The next passage is from the judgement of Lewison LJ:

  1. On the facts of ZH it was not reasonable to expect the children to follow their mother to Tanzania, not least because the family would be separated and the children would be deprived of the right to grow up in the country of which they were citizens.
  1. That is a long way from the facts of our case. In our case none of the family is a British citizen. None has the right to remain in this country. If the mother is removed, the father has no independent right to remain. If the parents are removed, then it is entirely reasonable to expect the children to go with them. As the immigration judge found it is obviously in their best interests to remain with their parents. Although it is, of course a question of fact for the tribunal, I cannot see that the desirability of being educated at public expense in the UK can outweigh the benefit to the children of remaining with their parents.
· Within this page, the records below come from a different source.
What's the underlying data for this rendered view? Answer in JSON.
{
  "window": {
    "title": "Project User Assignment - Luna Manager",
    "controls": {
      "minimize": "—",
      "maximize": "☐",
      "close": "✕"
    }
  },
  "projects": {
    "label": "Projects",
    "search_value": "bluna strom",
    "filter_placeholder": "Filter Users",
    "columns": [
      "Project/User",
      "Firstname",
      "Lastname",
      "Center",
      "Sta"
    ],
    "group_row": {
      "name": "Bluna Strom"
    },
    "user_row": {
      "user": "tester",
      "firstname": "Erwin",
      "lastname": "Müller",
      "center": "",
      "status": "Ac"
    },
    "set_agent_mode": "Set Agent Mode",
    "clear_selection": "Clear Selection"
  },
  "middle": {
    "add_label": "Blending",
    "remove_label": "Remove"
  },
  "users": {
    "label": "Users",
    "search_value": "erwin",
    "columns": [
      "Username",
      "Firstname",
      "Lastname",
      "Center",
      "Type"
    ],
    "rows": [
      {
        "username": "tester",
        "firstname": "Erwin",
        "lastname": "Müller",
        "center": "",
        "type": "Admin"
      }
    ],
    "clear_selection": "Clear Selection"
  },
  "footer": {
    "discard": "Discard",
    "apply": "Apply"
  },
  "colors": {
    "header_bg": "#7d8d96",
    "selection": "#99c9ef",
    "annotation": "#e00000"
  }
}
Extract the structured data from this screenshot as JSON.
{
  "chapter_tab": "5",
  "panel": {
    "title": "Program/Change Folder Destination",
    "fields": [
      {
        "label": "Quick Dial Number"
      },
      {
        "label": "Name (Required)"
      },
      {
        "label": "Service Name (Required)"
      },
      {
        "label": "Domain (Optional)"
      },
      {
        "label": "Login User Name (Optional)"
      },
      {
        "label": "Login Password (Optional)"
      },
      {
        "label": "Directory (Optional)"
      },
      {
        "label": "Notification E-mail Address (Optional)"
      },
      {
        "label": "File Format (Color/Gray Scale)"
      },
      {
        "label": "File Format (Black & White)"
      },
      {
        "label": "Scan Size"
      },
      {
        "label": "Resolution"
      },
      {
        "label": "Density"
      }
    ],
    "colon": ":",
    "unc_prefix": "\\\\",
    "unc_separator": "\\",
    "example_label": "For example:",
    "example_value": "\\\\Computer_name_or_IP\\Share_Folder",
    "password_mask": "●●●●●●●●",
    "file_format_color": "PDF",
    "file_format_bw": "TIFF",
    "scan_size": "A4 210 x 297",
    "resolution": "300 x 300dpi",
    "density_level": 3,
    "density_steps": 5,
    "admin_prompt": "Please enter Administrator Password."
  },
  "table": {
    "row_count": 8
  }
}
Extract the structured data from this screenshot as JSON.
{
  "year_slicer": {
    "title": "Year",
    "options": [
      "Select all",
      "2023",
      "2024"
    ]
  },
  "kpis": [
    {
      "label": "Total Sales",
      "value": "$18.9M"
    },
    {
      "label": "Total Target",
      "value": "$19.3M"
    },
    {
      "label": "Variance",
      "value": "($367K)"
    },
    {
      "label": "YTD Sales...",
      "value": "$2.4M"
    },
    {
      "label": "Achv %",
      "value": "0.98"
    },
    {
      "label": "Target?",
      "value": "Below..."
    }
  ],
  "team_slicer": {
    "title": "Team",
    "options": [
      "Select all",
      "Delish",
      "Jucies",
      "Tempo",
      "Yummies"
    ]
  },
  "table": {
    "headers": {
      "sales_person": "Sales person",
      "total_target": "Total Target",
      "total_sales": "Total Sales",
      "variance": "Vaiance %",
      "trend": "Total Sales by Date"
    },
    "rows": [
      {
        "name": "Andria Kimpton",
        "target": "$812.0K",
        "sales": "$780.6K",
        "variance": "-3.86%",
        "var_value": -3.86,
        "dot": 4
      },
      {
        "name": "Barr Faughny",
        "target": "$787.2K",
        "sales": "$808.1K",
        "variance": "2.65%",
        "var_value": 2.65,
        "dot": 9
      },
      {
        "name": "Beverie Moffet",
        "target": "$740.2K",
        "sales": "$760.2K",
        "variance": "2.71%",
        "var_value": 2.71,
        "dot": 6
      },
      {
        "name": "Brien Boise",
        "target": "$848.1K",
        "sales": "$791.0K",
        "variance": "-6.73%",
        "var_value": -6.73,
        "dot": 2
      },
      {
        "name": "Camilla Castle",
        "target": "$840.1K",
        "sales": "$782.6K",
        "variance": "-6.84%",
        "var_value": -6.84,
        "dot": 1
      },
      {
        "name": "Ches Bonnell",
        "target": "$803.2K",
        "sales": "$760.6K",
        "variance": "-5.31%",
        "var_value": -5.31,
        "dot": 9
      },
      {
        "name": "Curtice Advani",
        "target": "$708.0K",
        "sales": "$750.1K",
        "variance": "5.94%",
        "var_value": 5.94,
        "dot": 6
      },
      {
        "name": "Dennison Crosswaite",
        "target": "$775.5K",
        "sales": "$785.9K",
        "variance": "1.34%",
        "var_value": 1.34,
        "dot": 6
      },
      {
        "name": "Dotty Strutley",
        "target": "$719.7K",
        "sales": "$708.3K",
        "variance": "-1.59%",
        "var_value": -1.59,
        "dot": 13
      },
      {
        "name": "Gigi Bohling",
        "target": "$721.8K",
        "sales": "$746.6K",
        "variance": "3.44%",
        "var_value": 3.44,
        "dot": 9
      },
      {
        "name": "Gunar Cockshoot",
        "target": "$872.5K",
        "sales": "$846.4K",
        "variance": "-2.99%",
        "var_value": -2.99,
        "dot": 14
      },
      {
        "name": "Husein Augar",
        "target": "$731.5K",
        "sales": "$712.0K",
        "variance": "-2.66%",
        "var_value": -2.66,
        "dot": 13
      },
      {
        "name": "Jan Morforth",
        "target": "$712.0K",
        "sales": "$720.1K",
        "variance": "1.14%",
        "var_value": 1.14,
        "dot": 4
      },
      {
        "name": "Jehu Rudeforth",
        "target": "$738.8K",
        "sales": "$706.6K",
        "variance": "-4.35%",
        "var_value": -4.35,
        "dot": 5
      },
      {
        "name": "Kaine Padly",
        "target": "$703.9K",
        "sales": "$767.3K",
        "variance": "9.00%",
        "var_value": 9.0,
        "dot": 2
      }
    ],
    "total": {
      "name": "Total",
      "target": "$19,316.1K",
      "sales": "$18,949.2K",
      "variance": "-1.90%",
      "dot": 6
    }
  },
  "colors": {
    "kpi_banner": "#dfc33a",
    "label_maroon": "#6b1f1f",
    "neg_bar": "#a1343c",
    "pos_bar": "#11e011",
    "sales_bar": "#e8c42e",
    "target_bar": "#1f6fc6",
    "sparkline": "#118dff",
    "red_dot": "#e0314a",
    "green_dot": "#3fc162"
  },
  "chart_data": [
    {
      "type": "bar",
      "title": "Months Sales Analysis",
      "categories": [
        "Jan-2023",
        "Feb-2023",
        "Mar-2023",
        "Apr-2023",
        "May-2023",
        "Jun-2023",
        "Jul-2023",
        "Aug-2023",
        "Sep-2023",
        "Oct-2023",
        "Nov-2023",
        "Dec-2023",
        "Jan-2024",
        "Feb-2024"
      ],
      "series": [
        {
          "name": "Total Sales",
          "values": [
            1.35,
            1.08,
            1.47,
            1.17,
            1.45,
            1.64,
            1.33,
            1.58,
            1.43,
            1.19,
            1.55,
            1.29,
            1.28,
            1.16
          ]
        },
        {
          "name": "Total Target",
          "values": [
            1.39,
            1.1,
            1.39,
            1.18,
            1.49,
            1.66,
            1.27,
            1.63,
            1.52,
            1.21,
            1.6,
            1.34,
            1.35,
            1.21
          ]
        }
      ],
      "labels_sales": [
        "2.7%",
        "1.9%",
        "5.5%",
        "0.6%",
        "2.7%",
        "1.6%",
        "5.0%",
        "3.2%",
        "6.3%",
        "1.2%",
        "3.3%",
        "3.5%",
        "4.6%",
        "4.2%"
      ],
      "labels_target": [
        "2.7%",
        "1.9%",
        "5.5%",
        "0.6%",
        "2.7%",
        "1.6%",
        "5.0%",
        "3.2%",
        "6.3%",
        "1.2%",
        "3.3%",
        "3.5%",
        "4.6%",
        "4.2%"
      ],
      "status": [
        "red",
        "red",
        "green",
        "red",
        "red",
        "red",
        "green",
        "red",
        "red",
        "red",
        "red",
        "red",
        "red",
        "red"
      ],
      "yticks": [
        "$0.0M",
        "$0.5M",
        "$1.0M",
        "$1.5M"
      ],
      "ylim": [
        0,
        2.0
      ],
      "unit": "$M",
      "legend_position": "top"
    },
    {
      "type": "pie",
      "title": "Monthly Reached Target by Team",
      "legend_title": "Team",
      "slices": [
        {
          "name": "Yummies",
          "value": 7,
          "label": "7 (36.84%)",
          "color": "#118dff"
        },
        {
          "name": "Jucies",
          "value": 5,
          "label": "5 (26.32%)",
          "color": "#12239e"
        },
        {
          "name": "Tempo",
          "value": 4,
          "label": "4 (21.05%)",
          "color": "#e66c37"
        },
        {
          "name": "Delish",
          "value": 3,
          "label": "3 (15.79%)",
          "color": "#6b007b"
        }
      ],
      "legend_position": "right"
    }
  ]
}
Just as we cannot provide medical treatment for the world, so we cannot educate the world.
  1. In fact the immigration judge weighed the best interests of the children as a primary consideration, and set against it the economic well-being of the country. As Maurice Kay LJ pointed out in AE (Algeria) v Secretary of State for the Home Department [2014] EWCA Civ 653 at [9] in conducting that exercise it would have been appropriate to consider the cost to the public purse in providing education to these children. In fact that was not something that the immigration judge explicitly considered. If anything, therefore, the immigration judge adopted an approach too favourable to the appellant.

15)  The appellant has not shown that the determination of the First-tier Tribunal involved the making of an error on a point of law, and that determination shall stand.